Correlation analysis
Spearman correlations of BMP7 and BRMS1 were carried out using R software “lm” method and “corrplot” package in neuroblastoma cohorts.
Statistical analysis
Statistical difference of neuroblastoma sub-groups was performed using the two tails un-paired student’s t test. Cox regression survival analysis determined the p-values of the BMPs prognosis. P values in Kaplan-Meier survival analysis were determined by log-rank test. P value < 0.05 was chosen to be significantly different.
Results
Expressions and prognosis of BMPs in neuroblastoma
To analyze the expressions and prognosis of BMPs in neuroblastoma, transcriptional profiling of 1847 neuroblastoma patients derived from six published neuroblastoma cohorts were collected (S1 Table). And 16 members of BMPs were studied, including BMP1–7, BMP8A, BMP8B, GDF2 (BMP9), BMP10, GDF11 (BMP11), GDF7 (BMP12), GDF6 (BMP13), GDF5 (BMP14) and BMP15. The expressions of BMPs in neuroblastoma were found to be significantly varied. BMP1, BMP7 and BMP8B were relatively highly expressed in neuroblastoma in GSE16476, GSE62564, GSE85047 and TARGET datasets (Fig 1). However, other BMPs were barely detected in those datasets (Fig 1). Only a few BMPs were detected in E-MTAB-1781 and E-TABM-38 datasets. Nonetheless, the expressions of BMPs in E-MTAB-1781 and E-TABM-38 neuroblastoma were not significantly different (Fig 1).
Relative expressions of BMPs in GSE16476, GSE62564, GSE85047, TARGET, E-MTAB-1781 and E-TABM-38 neuroblastoma cohorts.
Moreover, the prognosis of BMPs in neuroblastoma was determined using univariate cox regression analysis. Our findings showed that BMP1, BMP6, BMP7 and BMP9 were associated with the event free survival of neuroblastoma In GSE16476 dataset (S1 Fig). Similarly, BMP1, BMP6, BMP7, BMP8A and BMP8B were prognostic factors of event free survival in GSE62564 dataset (S1 Fig). In addition, BMP7 was associated with the event free survival of neuroblastoma in GSE85047 and TARGET datasets, as well as in E-MTAB-1781 and E-TABM-38 datasets where only a few BMPs were detected (S1 Fig).

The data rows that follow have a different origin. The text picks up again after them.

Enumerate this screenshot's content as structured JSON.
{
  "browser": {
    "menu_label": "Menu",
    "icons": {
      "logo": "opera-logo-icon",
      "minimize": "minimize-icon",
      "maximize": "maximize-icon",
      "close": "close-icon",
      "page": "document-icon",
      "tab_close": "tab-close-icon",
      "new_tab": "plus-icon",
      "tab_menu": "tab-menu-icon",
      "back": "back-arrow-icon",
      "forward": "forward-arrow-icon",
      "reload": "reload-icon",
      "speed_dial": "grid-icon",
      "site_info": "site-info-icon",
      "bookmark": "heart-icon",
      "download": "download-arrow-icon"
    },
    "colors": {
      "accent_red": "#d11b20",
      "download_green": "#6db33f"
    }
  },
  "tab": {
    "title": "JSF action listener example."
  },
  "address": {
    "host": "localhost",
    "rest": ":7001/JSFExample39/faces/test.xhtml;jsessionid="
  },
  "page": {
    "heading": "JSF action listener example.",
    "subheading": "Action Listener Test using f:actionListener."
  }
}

Furthermore, BMP1, BMP6, BMP7 and BMP9 were associated with the overall survival of neuroblastoma in GSE16476 dataset (Fig 2). Similarly, BMP1, BMP5, BMP6, BMP7, BMP8A, BMP8B, BMP11 and BMP12 were associated with the overall survival of neuroblastoma in GSE62564 dataset (Fig 2). BMP7 was associated with the overall survival of neuroblastoma in GSE85047, TARGET, E-MTAB-1781 and E-TABM-38 datasets (Fig 2). Results from the six independent neuroblastoma cohorts suggested that BMP7 exhibited high expression and was associated with the event free survival and overall survival of neuroblastoma.

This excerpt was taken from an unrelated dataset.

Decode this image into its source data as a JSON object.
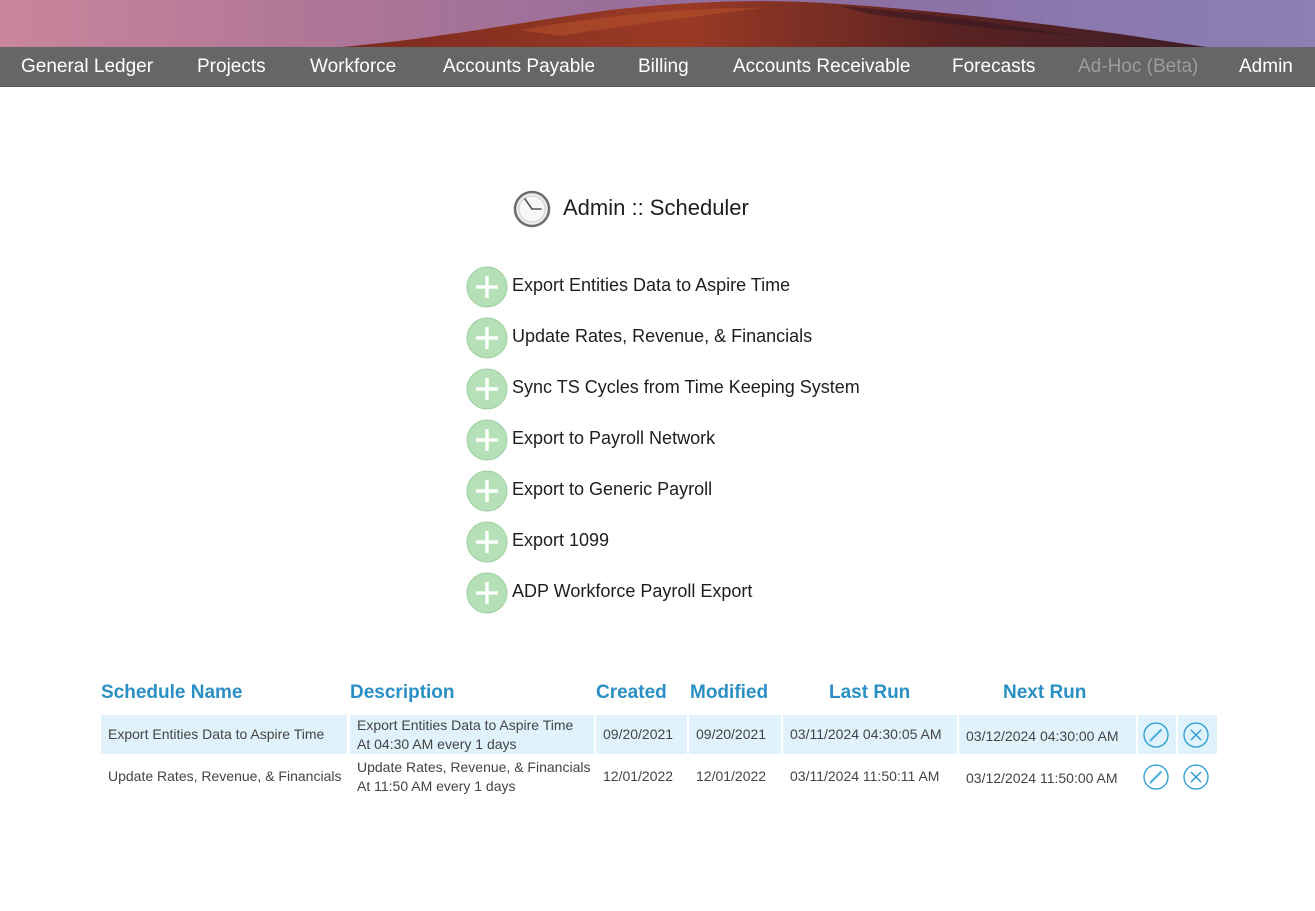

Forest plots showed the associations of BMPs expressions with the neuroblastoma overall survival in six cohorts. Hazard ratio (HR) and p values were determined by univariate cox regression analysis.
High expression levels of BMP7 are associated with the unfavorable prognosis of neuroblastoma
BMP7 also known as osteogenic protein 1, plays essential roles in bone, kidney and brown adipose development. However, relationships between BMP7 and neuroblastoma prognosis have never been reported. Kaplan-Meier survival analysis was used to further investigate the prognosis of BMP7 in neuroblastoma. Using optimal cutoff points based on BMP7 expression values, neuroblastoma patients were classified into BMP7 high and BMP7 low expression groups. The results revealed that neuroblastoma patients with lower BMP7 expressions had a significantly longer event-free survival compared to patients with higher BMP7 expression levels in GSE16476, GSE62564, GSE85047, TARGET, E-MTAB-1781 and E-TABM-38 neuroblastoma cohorts (Fig 3a). Additionally, neuroblastoma patients with lower BMP7 expression levels were associated with prolonged overall survival compared to those with higher BMP7 expression levels in the aforementioned datasets (Fig 3b).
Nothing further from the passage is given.